Het vermogen zich in de plaats van de ander te stellen ligt immers aan de basis
van de gulden regel, die de kern uitmaakt van alle spiritualiteit en
religies.
Van de miljoenen jaren waarin onze voorouders zich van hun
mensaapachtige voorouders hebben verwijderd blijven echter alleen materiële
sporen over. Maar volgens King kunnen we geredelijk aannemen dat de onderlinge
emotionele afhankelijkheid zich in deze periode verlengde en verdiepte. Zo
ontstond een rijk innerlijk leven van gezamenlijke creativiteit en
betekenisverlening. Over deze periode blijft ze echter noodgedwongen erg
vaag.
Pas met de Neanderthalmens vinden we duidelijke sporen van
verbeeldingskracht en symbolisch denken. De talrijke vondsten van
grotschilderingen en grafgiften die zij uitgebreid beschrijft wijzen volgens
Barbara King op spirituele activiteiten. In die periode manifesteert zich een
soort culturele evolutie in het gedrag die de behoefte aan verbondenheid met
elkaar op een ander, hoger plan brengt. Of er toen ook al sprake was van een
coherente religie kan uit de vondsten echter niet worden afgeleid.
In
haar boek verzamelt King een massa sprekende voorbeelden van de spirituele
activiteiten en het leven van onze voorouders. Ze onderzoekt hoe de behoefte aan
verbondenheid bij onze uitgestorven voorouders tot uiting is gekomen en ze doet
dat grondig. Ze beschrijft uitvoerig de aanwijzingen voor de voortschrijdende
spiritualiteit bij onze voorouders. Die schrijft zij toe aan het toenemend
vermogen om symbolisch te denken. En dit brengt ze dan weer in verband met de
hechte emotionele relatie tussen moeder en kind.
Maar een beschrijving,
hoe goed uitgewerkt ook, is nog geen verklaring. Het beloofde verband tussen
onze behoefte aan emotionele verbondenheid met andere mensen, ons symbolisch
vermogen en het gevoel van verbondenheid met de voorgestelde wereld van goden en
geesten wordt niet duidelijk uitgeklaard. We krijgen geen samenhangende
verklaring waarom mensen een emotionele binding met het heilige
ontwikkelden. King belooft dus meer dan ze waarmaakt. Op zich zou dat niet zo
erg zijn. Het zou getuigen van gebrek aan realisme als we het verband tussen de
behoefte aan verbondenheid en spiritualiteit en religie zouden afwijzen of
negeren.
De materialistische benadering, die de oorsprong van het
godsidee in de genen of hersenen zoekt, schiet daarom volgens haar hopeloos
tekort. De genetische verklaring doet inderdaad geen recht aan de complexiteit
van religie en spirituele ervaringen. Dit is echter ook niet de bedoeling van
dit verklaringsmodel. Ook de cognitief antropologische verklaring van Pascal
Boyer, die nochtans zeer degelijk gefundeerd is, krijgt van haar een
onvoldoende.
Je zou dan verwachten een minstens even coherente en
systematische alternatieve visie geserveerd te krijgen. Dit is echter niet het
geval. Het betoog van King is eerder slordig en rommelig uitgewerkt en
gepresenteerd. Ik denk dat haar verklaringspiste wel zeer interessant is. Die
staat echter niet tegenover de andere, maar is er een aanvulling op en onderdeel
van. En ze had die veel systematischer en inzichtelijker mogen uitwerken.

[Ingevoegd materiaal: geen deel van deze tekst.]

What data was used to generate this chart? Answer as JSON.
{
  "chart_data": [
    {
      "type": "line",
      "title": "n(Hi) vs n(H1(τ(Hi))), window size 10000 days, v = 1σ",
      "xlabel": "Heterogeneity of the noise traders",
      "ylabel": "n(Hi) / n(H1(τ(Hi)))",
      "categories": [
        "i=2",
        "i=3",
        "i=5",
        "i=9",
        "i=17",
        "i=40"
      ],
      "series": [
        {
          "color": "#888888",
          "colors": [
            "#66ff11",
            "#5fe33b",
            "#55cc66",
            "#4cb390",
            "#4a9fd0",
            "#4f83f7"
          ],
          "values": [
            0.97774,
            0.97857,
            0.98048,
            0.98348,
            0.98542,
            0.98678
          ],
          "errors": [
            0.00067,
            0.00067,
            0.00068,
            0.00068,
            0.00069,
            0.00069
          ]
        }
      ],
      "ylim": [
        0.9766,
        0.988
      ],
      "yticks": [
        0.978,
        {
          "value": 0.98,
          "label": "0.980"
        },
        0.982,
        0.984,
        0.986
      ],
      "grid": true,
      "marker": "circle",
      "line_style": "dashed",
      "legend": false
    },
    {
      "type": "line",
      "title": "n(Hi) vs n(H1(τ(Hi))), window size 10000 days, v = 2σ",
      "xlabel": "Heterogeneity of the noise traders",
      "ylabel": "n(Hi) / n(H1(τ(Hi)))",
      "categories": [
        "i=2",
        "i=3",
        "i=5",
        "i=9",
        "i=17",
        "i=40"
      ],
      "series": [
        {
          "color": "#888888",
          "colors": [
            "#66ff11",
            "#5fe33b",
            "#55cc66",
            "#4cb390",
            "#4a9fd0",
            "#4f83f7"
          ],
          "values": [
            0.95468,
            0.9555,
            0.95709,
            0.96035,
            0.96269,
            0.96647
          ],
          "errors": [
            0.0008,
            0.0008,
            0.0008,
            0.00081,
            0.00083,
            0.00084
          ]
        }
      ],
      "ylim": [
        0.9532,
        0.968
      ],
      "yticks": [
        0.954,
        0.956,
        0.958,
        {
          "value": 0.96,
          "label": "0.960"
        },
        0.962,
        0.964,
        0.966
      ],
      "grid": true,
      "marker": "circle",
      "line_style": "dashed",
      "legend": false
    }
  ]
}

Het boek eindigt met een stand van zaken over god en de wetenschap in
het Amerika van de eenentwintigste eeuw en de strijd die het creationisme en
intelligent design voeren tegen de evolutietheorie. Op zich biedt dit hoofdstuk
een aantal verhelderende inzichten, onder andere over het verschil tussen een
theorie en een hypothese. King blijft hier echter op de vlakte en legt geen
enkel verband met het onderwerp van haar boek. Net hier zou er een interessant
verband kunnen worden opgehelderd tussen de behoefte aan emotionele banden en
ergens bij te horen en het vasthouden aan bepaalde religieuze
denkbeelden.
Wie denkt een goed geargumenteerde fundamentele verklaring
te vinden voor de vraag waarom we in god geloven komt bedrogen uit. Niet alles
in dit boek is echter teleurstellend. Het bevat veel boeiende en leerrijke
passages en, al zijn bepaalde stellingen onvoldoende uitgewerkt, haar betoog is
heel uitgebreid en degelijk gedocumenteerd. Barbara King heeft een speciale band
met de soms ontroerend empathische Afrikaanse mensapen die ze gedurende vele
jaren heeft bestudeerd. Wie een goed beeld wil krijgen over de ingewikkelde
afstammingslijn van de mens voor zover bekend kan ook in het derde hoofdstuk
terecht.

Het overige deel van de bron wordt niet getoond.